This week Karkwa received the Polaris music award. For the first time, a Francophone band is being talked about and celebrated from coast to coast. A Propos has been broadcasting the music of Karkwa from day one, and this week, host Jim Corcoran presents an emotional tribute to Karkwa , including 6 translations of songs from their Polaris award winning album. It will probably be the first time new fans of Karkwa will be able to understand some of their lyrics!
Tune in to A Propos, this Sunday at 4 pm (4:30 NT) on CBC Radio 2. Also heard on Saturday October 2 at 11 pm (6 pm AT, 6:30 NT) on CBC Radio One.
Audiogram is very proud to announce that Karkwa took home the coveted Polaris Prize, awarded to the year’s best Canadian album, during a reception held last night in Toronto. First Francophone group to ever win this prestigious award, the band’s members Louis-Jean Cormier, François Lafontaine, Stéphane Bergeron, Julien Sagot and Martin Lamontagne were present as the jury handed them the prize for Les chemins de verre, the group’s fourth album. Critically acclaimed in Québec, Les chemins de verre was recorded for the most part in Paris at La Frette studios, a location that proved to be extremely inspiring for all five members. The album’s spontaneous feel will be recreated live for the band’s highly anticipated Montreal premiere at Metropolis on November 30, with an extra date already added for December 11. The Polaris Music Prize is a not-for-profit organization that annually honours, celebrates and rewards creativity and diversity in Canadian recorded music by recognizing and marketing the albums of the highest artistic integrity, without regard to musical genre, professional affiliation, or sales history. Previous Polaris Prize winners include Fucked Up (2009), Caribou (2008), Montréal’s Patrick Watson (2007), and Final Fantasy (2006).

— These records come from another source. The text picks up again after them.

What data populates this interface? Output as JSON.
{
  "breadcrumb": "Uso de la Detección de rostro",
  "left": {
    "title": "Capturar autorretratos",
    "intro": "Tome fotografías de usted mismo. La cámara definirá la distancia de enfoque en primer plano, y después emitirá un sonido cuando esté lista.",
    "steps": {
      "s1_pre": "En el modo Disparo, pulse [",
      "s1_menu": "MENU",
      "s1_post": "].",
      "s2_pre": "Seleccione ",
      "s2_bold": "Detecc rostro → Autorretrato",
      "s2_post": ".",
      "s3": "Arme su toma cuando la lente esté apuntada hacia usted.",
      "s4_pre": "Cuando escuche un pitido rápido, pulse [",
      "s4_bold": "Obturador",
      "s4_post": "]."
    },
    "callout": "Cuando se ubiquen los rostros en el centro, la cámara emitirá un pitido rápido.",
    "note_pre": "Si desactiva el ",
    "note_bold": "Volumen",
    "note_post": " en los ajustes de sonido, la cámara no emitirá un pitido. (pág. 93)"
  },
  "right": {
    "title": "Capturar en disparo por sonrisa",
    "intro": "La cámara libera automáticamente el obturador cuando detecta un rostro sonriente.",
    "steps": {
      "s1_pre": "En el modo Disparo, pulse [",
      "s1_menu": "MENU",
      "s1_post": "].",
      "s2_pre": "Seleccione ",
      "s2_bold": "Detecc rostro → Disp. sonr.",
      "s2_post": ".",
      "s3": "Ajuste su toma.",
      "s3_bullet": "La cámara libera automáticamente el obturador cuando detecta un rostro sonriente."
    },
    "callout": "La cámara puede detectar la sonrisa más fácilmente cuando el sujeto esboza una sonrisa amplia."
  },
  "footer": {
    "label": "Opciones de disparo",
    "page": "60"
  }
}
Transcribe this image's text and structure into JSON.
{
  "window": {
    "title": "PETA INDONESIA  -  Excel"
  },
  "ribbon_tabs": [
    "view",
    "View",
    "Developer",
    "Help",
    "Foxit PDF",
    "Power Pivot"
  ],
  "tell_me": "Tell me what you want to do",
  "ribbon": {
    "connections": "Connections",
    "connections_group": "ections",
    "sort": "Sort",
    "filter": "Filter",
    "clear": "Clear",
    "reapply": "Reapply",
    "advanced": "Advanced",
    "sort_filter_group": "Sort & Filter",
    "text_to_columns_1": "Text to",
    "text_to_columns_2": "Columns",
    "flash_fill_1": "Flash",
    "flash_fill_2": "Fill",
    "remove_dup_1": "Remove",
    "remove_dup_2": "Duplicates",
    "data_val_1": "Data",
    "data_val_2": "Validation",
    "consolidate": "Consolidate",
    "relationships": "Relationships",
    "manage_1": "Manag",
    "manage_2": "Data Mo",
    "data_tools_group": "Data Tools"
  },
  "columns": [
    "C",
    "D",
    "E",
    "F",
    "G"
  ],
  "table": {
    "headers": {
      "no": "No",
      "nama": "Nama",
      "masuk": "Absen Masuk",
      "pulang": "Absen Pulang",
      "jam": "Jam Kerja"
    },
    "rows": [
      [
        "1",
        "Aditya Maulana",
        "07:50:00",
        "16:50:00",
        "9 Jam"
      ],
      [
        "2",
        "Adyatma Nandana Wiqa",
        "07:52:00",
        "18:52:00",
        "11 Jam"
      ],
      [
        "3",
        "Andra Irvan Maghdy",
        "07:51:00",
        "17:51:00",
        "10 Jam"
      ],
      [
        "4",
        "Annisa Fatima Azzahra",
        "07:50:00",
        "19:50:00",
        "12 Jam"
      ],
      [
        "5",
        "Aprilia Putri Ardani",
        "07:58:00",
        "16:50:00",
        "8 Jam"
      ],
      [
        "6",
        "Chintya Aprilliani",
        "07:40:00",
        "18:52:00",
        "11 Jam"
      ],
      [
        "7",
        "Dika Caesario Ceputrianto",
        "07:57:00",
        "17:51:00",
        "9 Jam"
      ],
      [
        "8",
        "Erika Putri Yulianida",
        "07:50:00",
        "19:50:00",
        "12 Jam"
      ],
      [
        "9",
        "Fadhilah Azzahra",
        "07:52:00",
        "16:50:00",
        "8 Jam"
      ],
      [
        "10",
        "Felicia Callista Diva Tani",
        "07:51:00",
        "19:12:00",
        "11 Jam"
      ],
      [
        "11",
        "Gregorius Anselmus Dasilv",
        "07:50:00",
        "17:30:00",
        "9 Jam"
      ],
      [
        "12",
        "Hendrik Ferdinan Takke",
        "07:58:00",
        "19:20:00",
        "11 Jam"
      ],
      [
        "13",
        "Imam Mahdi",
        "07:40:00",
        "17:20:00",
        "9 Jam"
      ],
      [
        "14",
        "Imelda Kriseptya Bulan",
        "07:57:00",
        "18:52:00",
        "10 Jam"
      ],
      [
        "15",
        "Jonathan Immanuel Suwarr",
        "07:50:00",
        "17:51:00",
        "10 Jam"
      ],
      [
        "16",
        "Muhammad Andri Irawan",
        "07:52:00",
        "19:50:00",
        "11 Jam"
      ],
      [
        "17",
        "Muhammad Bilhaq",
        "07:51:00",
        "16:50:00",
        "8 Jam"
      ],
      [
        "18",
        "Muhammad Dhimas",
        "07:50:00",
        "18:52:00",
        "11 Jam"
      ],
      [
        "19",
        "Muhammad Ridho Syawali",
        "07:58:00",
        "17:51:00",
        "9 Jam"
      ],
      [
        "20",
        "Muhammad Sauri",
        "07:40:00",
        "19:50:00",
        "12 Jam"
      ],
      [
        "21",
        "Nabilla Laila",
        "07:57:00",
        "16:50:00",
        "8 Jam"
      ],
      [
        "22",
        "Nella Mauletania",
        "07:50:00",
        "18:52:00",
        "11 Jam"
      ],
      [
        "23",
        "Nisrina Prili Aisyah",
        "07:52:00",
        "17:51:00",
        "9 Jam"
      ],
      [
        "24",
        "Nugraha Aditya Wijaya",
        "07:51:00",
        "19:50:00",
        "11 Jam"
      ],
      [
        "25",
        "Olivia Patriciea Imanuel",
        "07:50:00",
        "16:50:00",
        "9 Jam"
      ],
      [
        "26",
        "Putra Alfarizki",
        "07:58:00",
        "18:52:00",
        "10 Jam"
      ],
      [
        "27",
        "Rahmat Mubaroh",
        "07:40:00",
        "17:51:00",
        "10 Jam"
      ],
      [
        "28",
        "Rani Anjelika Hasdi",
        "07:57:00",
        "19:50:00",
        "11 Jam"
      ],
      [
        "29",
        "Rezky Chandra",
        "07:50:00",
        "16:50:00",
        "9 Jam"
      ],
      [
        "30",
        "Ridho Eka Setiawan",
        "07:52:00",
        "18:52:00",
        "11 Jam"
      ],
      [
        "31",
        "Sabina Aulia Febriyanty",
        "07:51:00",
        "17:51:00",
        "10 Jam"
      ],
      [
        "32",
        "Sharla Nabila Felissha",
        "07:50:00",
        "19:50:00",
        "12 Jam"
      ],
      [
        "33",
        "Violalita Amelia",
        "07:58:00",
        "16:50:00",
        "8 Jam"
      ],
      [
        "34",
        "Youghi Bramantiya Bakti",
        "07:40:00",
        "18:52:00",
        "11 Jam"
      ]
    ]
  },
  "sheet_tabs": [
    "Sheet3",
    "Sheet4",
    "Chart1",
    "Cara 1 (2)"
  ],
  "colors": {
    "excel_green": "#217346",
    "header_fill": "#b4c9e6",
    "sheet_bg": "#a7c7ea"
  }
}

Karkwa formed in 1998 and made themselves heard the next year, when the five music die-hards performed at the Cégeps en spectacle contest in Montreal and caught the eye of the Office franco-québécois pour la jeunesse (a France-Quebec youth exchange organization), which invited them to perform at the Printemps du Québec cultural expo in Paris.
With the page turned on that adventure, the band members shifted their attention to separate projects. Not until 2001 did Karkwa truly step back on the scene, making it to the final round at the 7th Francouvertes music competition. From there they embarked on a concert series, perfect for putting the final spit and polish on the elements of their debut album. When Le pensionnat des établis [Boarding School of the Establishment] appeared in 2003, the critics required no further convincing, and Karkwa landed twice at the top of the university charts. There followed some 75 shows across Quebec, as well as newsmaking performances on major stages.
With the launch of Les tremblements s’immobilisent [The Tremors Come to a Halt] (Audiogram, 2005), Karkwa confirmed its marquee role in the world of Quebec rock. The record proved restlessly inventive, stirring in bold collaborations such as Brigitte Fontaine’s vocals on “Red light” and earning the band a groundswell of popular and critical praise. In 2006 the band was honoured with the Félix-Leclerc Award, and they jointly received the Félix for best singer or composer alongside music titan Pierre Lapointe.
In November 2007, the French launch of Les tremblements s’immobilisent sparked a number of tour dates on the other side of the Atlantic. The implications were plain to see: Karkwa’s star was on the rise in France as well.
In April 2008, ten years into their remarkable career, singer/guitarist Louis-Jean Cormier, drummer Stéphane Bergeron, keyboardist François Lafontaine, bassist Martin Lamontagne and percussionist/singer Julien Sagot released Le volume du vent [Volume of the Wind], their landmark third album. Simultaneously serious and irresistibly soaring, Karkwa’s latest record marks a new chapter in a story whose most exciting moments are surely yet to come.
The two years following the release of their third album, Le Volume du Vent, (The Volume of the Wind) were hectic with hundreds of performances around Canada, France, Switzerland, Belgium, England, the United States, and Lebanon. Le Volume du Vent was launched in France in March 2009.
Their fourth album, Les Chemins de Verre, (The Glass Paths) was recorded in part at La Frette studios in Paris - an inspirational venue dating from the 19th century, it became the sixth member of the band as they returned there time and again during their French tour. A lively collection based on spontaneous impulses of creativity, this album was put together without preproduction for a more organic and impressionist sound. Les Chemins de Verre hit the shelves in Canada in March 2010.
Crowned with a popular and critical success, the latest album won the prestigious Polaris Prize, awarded to the Best Album of the Year in Canada, and a Felix at the Gala ADISQ, for the Alternative Album of the Year in Quebec.